Dans ce cadre général, l’événement le plus important signalé par cet article est bien la mise à jour quasi-officielle de l’affrontement entre le JSF et le F/A-22 et les prises de position désormais publiques à l’intérieur du Pentagone en fonction de cet affrontement. A partir de là, on peut avancer plusieurs remarques.
• Le JSF n’est plus un programme “consensuel”, comme il l’était jusqu’alors. Le JSF occupe certes une place de favori mais cela signifie qu’il est sur la sellette. Il est entré dans l’arène et il va rencontrer des adversaires (ne serait-ce que les partisans du F/A-22 qui ont jusqu’ici défendu ce programme sans mettre en cause le JSF ; ce ne sera plus le cas). Il est désormais identifié à un homme (Rumsfeld) dont la position n’est nullement assurée ; et, surtout, un homme qui a perdu son autorité de 2001-2003 et qui a beaucoup d’ennemis au Congrès.
• En effet, le Congrès va jouer un rôle important. Il va intervenir dans cette querelle et il n’est pas assuré qu’il n’y puisse pas jouer un rôle fondamental ; éventuellement, même, il pourrait venir au secours du F/A-22. (Le cas de ce programme est étrange : au point d’avancement où il est, avec les coûts pharamineux qu’il a atteints, il est possible qu’il soit à la fois illusoire et dangereux de prétendre économiser de l’argent en réduisant sa production. Il est possible qu’une réduction à 180 exemplaires, voire moins, conduise à une perte complète de contrôle du programme, et à un coût plus élevé qu’avec une programmation de 277. C’est “le syndrome du B-2”.)

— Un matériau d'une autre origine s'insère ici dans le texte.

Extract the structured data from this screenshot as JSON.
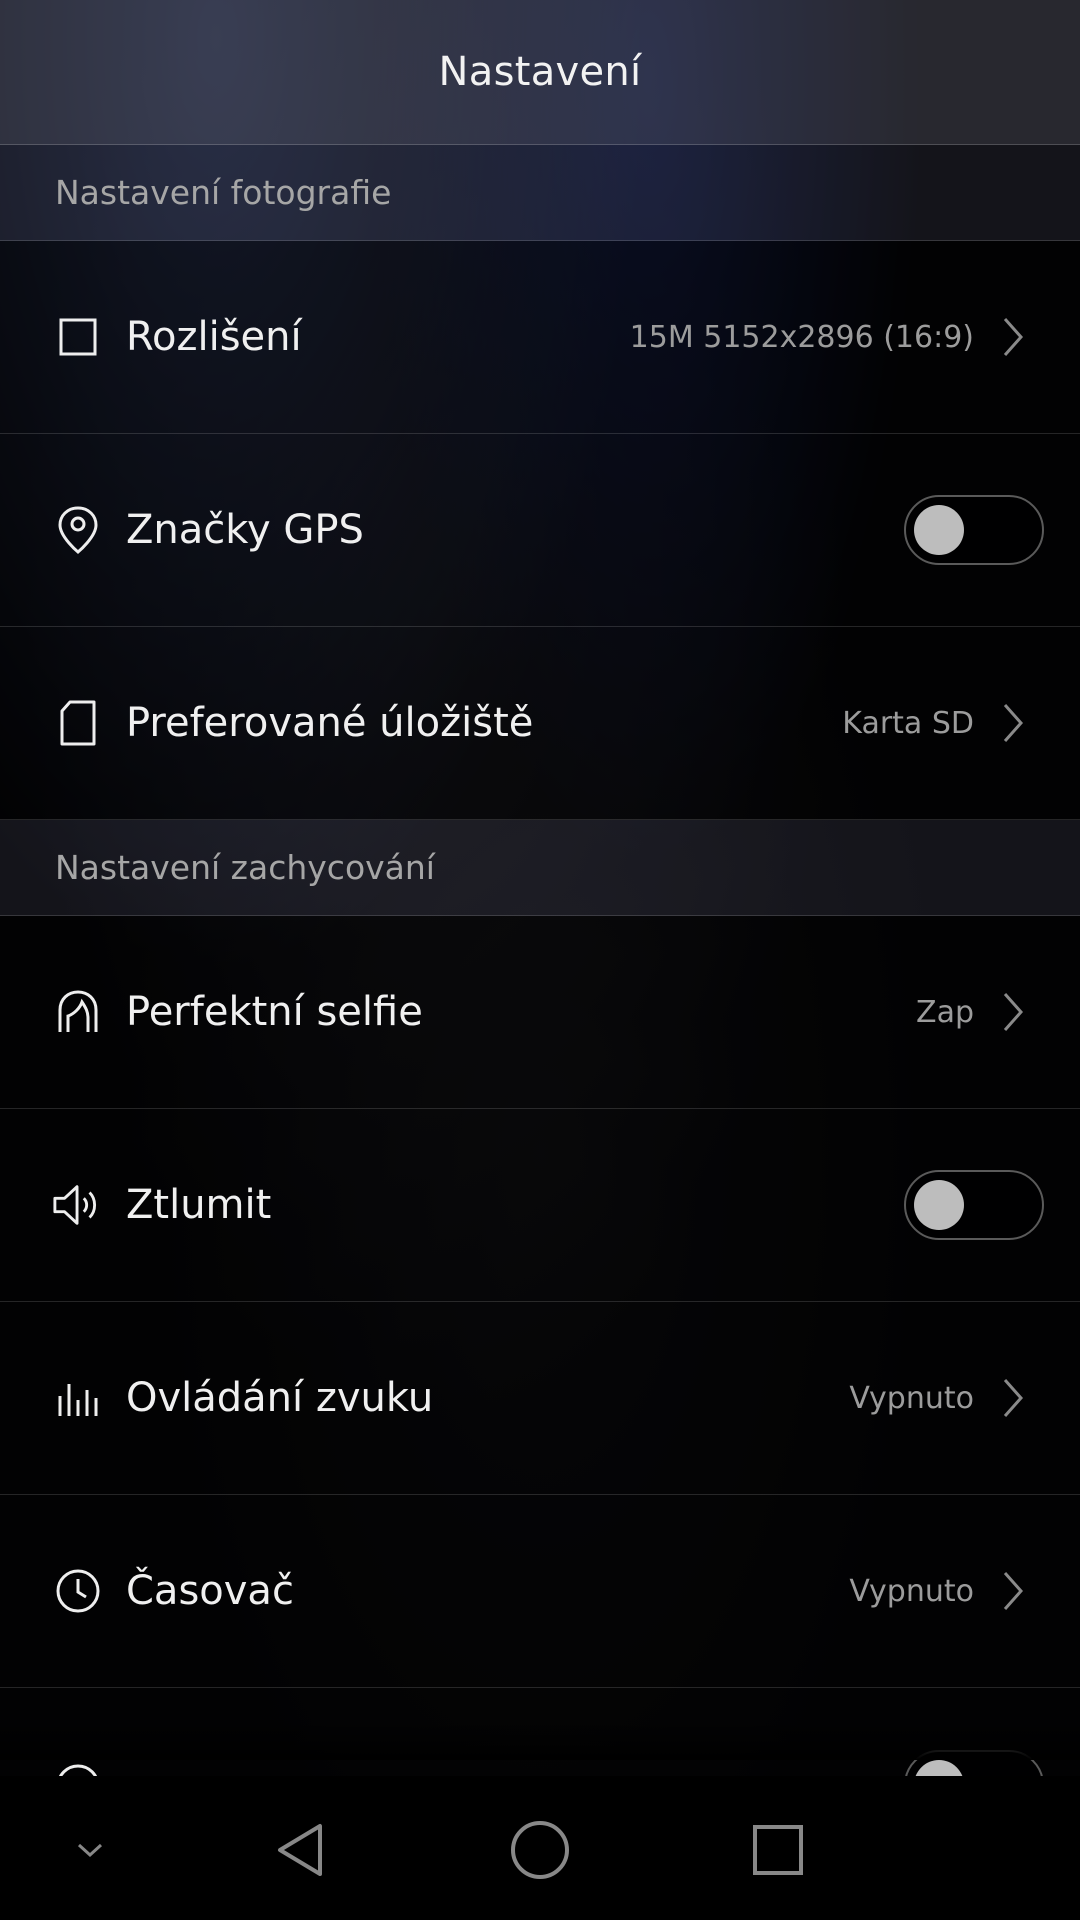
{
  "header": {
    "title": "Nastavení"
  },
  "sections": {
    "photo": "Nastavení fotografie",
    "capture": "Nastavení zachycování"
  },
  "rows": {
    "resolution": {
      "label": "Rozlišení",
      "value": "15M 5152x2896 (16:9)",
      "icon": "square-icon"
    },
    "gps": {
      "label": "Značky GPS",
      "toggle": false,
      "icon": "location-pin-icon"
    },
    "storage": {
      "label": "Preferované úložiště",
      "value": "Karta SD",
      "icon": "sd-card-icon"
    },
    "selfie": {
      "label": "Perfektní selfie",
      "value": "Zap",
      "icon": "selfie-face-icon"
    },
    "mute": {
      "label": "Ztlumit",
      "toggle": false,
      "icon": "speaker-icon"
    },
    "sound_control": {
      "label": "Ovládání zvuku",
      "value": "Vypnuto",
      "icon": "equalizer-icon"
    },
    "timer": {
      "label": "Časovač",
      "value": "Vypnuto",
      "icon": "clock-icon"
    }
  },
  "navbar": {
    "icons": [
      "chevron-down-icon",
      "back-triangle-icon",
      "home-circle-icon",
      "recents-square-icon"
    ]
  },
  "colors": {
    "text": "#f0f0f0",
    "secondary": "#9c9c9c",
    "toggle_knob": "#bdbdbd"
  }
}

• Vis-à-vis de l’USAF, le JSF va subir un traitement particulier. Si, effectivement, le F/A-22 est réduit radicalement en nombre, la mission centrale de l’USAF, la “domination aérienne” (Air Dominance), va se trouver insuffisamment couverte. Cela implique la probabilité que l’USAF assigne au JSF cette mission, amenant des modifications sensibles du JSF. Le cas est déjà envisagé et présenté de la sorte par un site Lockheed Martin sur le F/A-22 (le site “F-22 Raptor History”) :
« …the JSF [cannot] perform the F-22's air dominance mission. They are primarily air-to-ground attack aircraft with a secondary air-to-air combat capability.
» Redesigning the JSF for an air dominance role would make it more difficult for the program to meet the Navy and Marine Corps' needs, and break the underlying premise of the JSF as an affordable, tri-service combat aircraft. Such a redesign will significantly increase the JSF Program's costs and technical risk, and disrupt its development, test and production schedules. To meet the Air Dominance Key Performance Parameters, the JSF would require redesign at substantial cost and time and would field no earlier than 2015. »

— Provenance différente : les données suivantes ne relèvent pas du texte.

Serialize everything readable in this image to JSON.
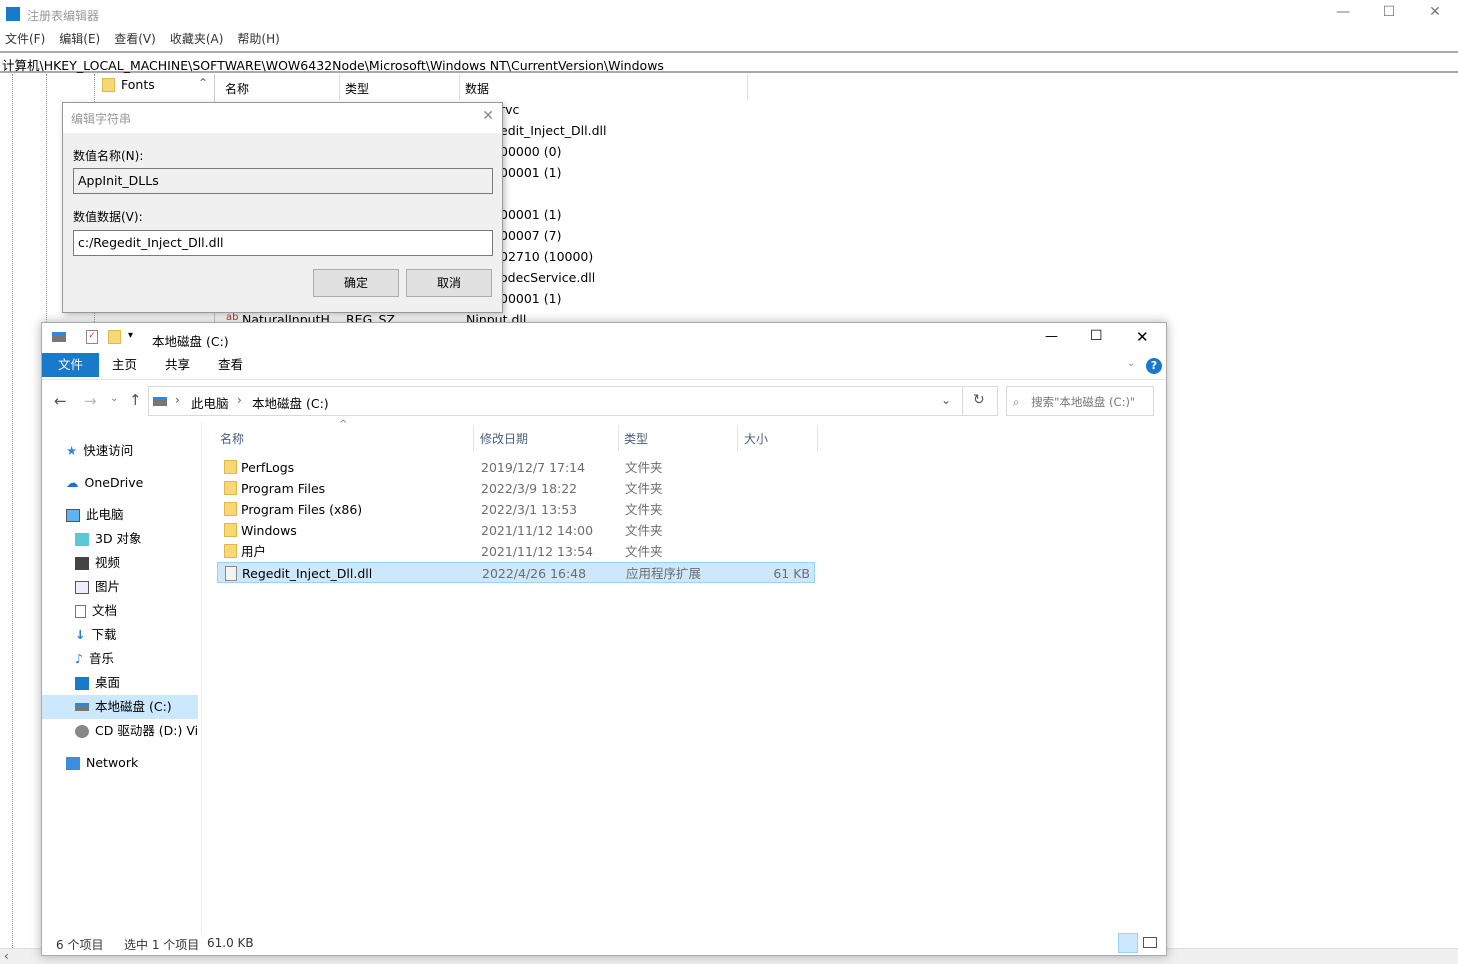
{
  "regedit": {
    "title": "注册表编辑器",
    "menu": [
      "文件(F)",
      "编辑(E)",
      "查看(V)",
      "收藏夹(A)",
      "帮助(H)"
    ],
    "address": "计算机\\HKEY_LOCAL_MACHINE\\SOFTWARE\\WOW6432Node\\Microsoft\\Windows NT\\CurrentVersion\\Windows",
    "tree_visible": "Fonts",
    "columns": [
      "名称",
      "类型",
      "数据"
    ],
    "values_data_visible": [
      "rvc",
      "edit_Inject_Dll.dll",
      "00000 (0)",
      "00001 (1)",
      "",
      "00001 (1)",
      "00007 (7)",
      "02710 (10000)",
      "odecService.dll",
      "00001 (1)"
    ],
    "last_row": {
      "name": "NaturalInputH",
      "type": "REG_SZ",
      "data": "Ninput.dll"
    }
  },
  "dialog": {
    "title": "编辑字符串",
    "name_label": "数值名称(N):",
    "name_value": "AppInit_DLLs",
    "data_label": "数值数据(V):",
    "data_value": "c:/Regedit_Inject_Dll.dll",
    "ok": "确定",
    "cancel": "取消"
  },
  "explorer": {
    "title": "本地磁盘 (C:)",
    "ribbon_tabs": [
      "文件",
      "主页",
      "共享",
      "查看"
    ],
    "breadcrumb": [
      "此电脑",
      "本地磁盘 (C:)"
    ],
    "search_placeholder": "搜索\"本地磁盘 (C:)\"",
    "nav": [
      {
        "label": "快速访问",
        "icon": "star-icon"
      },
      {
        "label": "OneDrive",
        "icon": "cloud-icon"
      },
      {
        "label": "此电脑",
        "icon": "computer-icon"
      },
      {
        "label": "3D 对象",
        "icon": "cube-icon"
      },
      {
        "label": "视频",
        "icon": "video-icon"
      },
      {
        "label": "图片",
        "icon": "picture-icon"
      },
      {
        "label": "文档",
        "icon": "document-icon"
      },
      {
        "label": "下载",
        "icon": "download-icon"
      },
      {
        "label": "音乐",
        "icon": "music-icon"
      },
      {
        "label": "桌面",
        "icon": "desktop-icon"
      },
      {
        "label": "本地磁盘 (C:)",
        "icon": "drive-icon"
      },
      {
        "label": "CD 驱动器 (D:) Vir",
        "icon": "cd-drive-icon"
      },
      {
        "label": "Network",
        "icon": "network-icon"
      }
    ],
    "columns": [
      "名称",
      "修改日期",
      "类型",
      "大小"
    ],
    "files": [
      {
        "name": "PerfLogs",
        "date": "2019/12/7 17:14",
        "type": "文件夹",
        "size": ""
      },
      {
        "name": "Program Files",
        "date": "2022/3/9 18:22",
        "type": "文件夹",
        "size": ""
      },
      {
        "name": "Program Files (x86)",
        "date": "2022/3/1 13:53",
        "type": "文件夹",
        "size": ""
      },
      {
        "name": "Windows",
        "date": "2021/11/12 14:00",
        "type": "文件夹",
        "size": ""
      },
      {
        "name": "用户",
        "date": "2021/11/12 13:54",
        "type": "文件夹",
        "size": ""
      },
      {
        "name": "Regedit_Inject_Dll.dll",
        "date": "2022/4/26 16:48",
        "type": "应用程序扩展",
        "size": "61 KB"
      }
    ],
    "status": {
      "count": "6 个项目",
      "selected": "选中 1 个项目",
      "size": "61.0 KB"
    },
    "accent": "#1979ca"
  }
}
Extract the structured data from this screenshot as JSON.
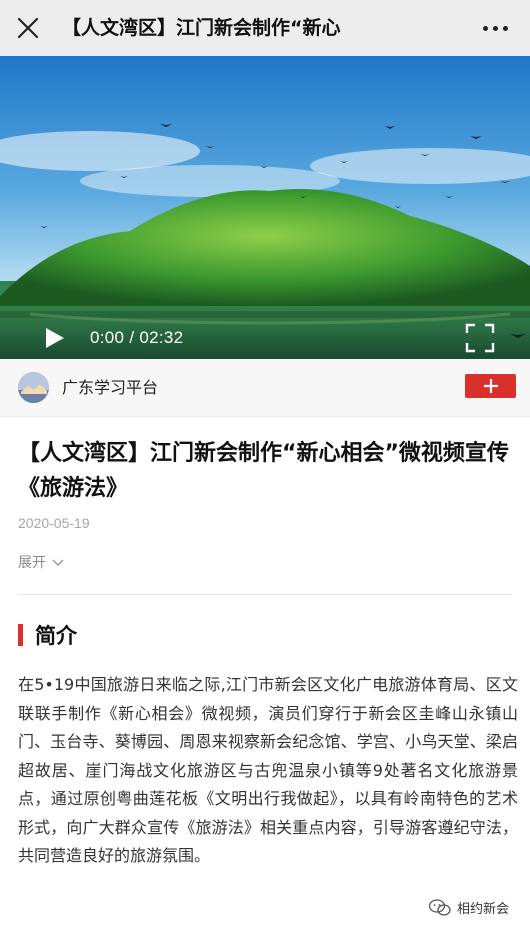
{
  "topbar": {
    "title": "【人文湾区】江门新会制作“新心",
    "close_icon": "close-icon",
    "more_icon": "more-dots-icon"
  },
  "video": {
    "current_time": "0:00",
    "separator": "/",
    "duration": "02:32",
    "play_icon": "play-icon",
    "fullscreen_icon": "fullscreen-icon",
    "progress": 0
  },
  "account": {
    "name": "广东学习平台",
    "add_icon": "plus-icon",
    "add_color": "#d8302a"
  },
  "article": {
    "headline": "【人文湾区】江门新会制作“新心相会”微视频宣传《旅游法》",
    "date": "2020-05-19",
    "expand_label": "展开",
    "section_title": "简介",
    "body": "在5•19中国旅游日来临之际,江门市新会区文化广电旅游体育局、区文联联手制作《新心相会》微视频，演员们穿行于新会区圭峰山永镇山门、玉台寺、葵博园、周恩来视察新会纪念馆、学宫、小鸟天堂、梁启超故居、崖门海战文化旅游区与古兜温泉小镇等9处著名文化旅游景点，通过原创粤曲莲花板《文明出行我做起》，以具有岭南特色的艺术形式，向广大群众宣传《旅游法》相关重点内容，引导游客遵纪守法，共同营造良好的旅游氛围。"
  },
  "watermark": {
    "text": "相约新会"
  },
  "colors": {
    "accent": "#d8302a",
    "topbar_bg": "#ededed"
  }
}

• Le JSF va également être confronté à une réduction des besoins de l’U.S. Navy. Dans le cadre des réductions budgétaires, la Navy va sans doute décommissionner les porte-avions John Kennedy et Carl Vinson, et peut-être même un troisième. Cela signifie une réduction de ses besoins aériens embarqués d’un quart à un tiers. La Navy favorisant le F-18E Super Hornet qui continue à être produit, il est probable que ses besoins en JSF vont devenir marginaux.

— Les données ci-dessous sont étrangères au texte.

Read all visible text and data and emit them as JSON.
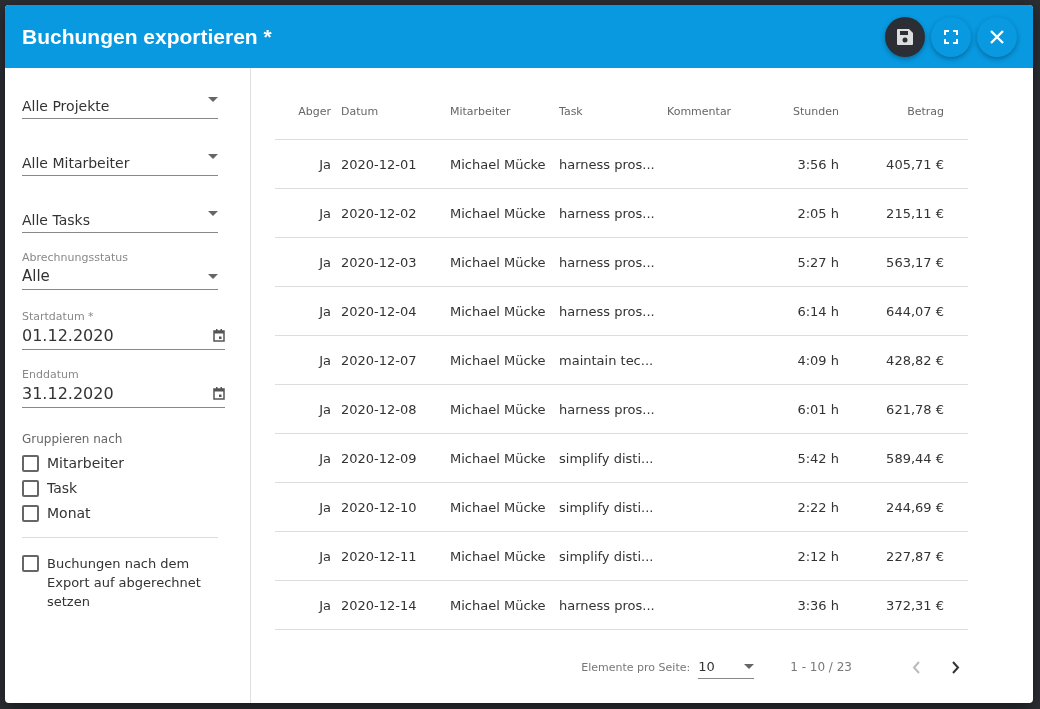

• L’argument de l’exportation a été avancé pour justifier de soutenir le JSF contre le F/A-22. C’est un argument à double tranchant par les temps qui courent, surtout au Congrès. Les adversaires du JSF vont avancer que l’avion est imposé à l’Air Force moins à cause de ses qualités qu’à cause de ses perspectives à l’exportation. Cette manœuvre avait réussi avec le F-16 dans les années 1970 parce que l’USAF avait verrouillé une importante commande de F-15. Le cas est aujourd’hui bien différent, puisque le JSF est imposé aux dépens du successeur du F-15. (Dans ce cas, on comprend que l’argument contre le F/A-22 comme “relique de la Guerre froide” est peu solide. Il vaut aussi bien contre le JSF. L’on peut même avancer que certains schémas d’emploi du F/A-22 par l’USAF sont bien mieux adaptés à la situation actuelle que le JSF, comme la pénétration lointaine et le bombardement à grande distance, dans le cas de certaines versions de F/A-22. Le manque d’autonomie du JSF en fait un avion très peu adaptable aux conditions présentes.)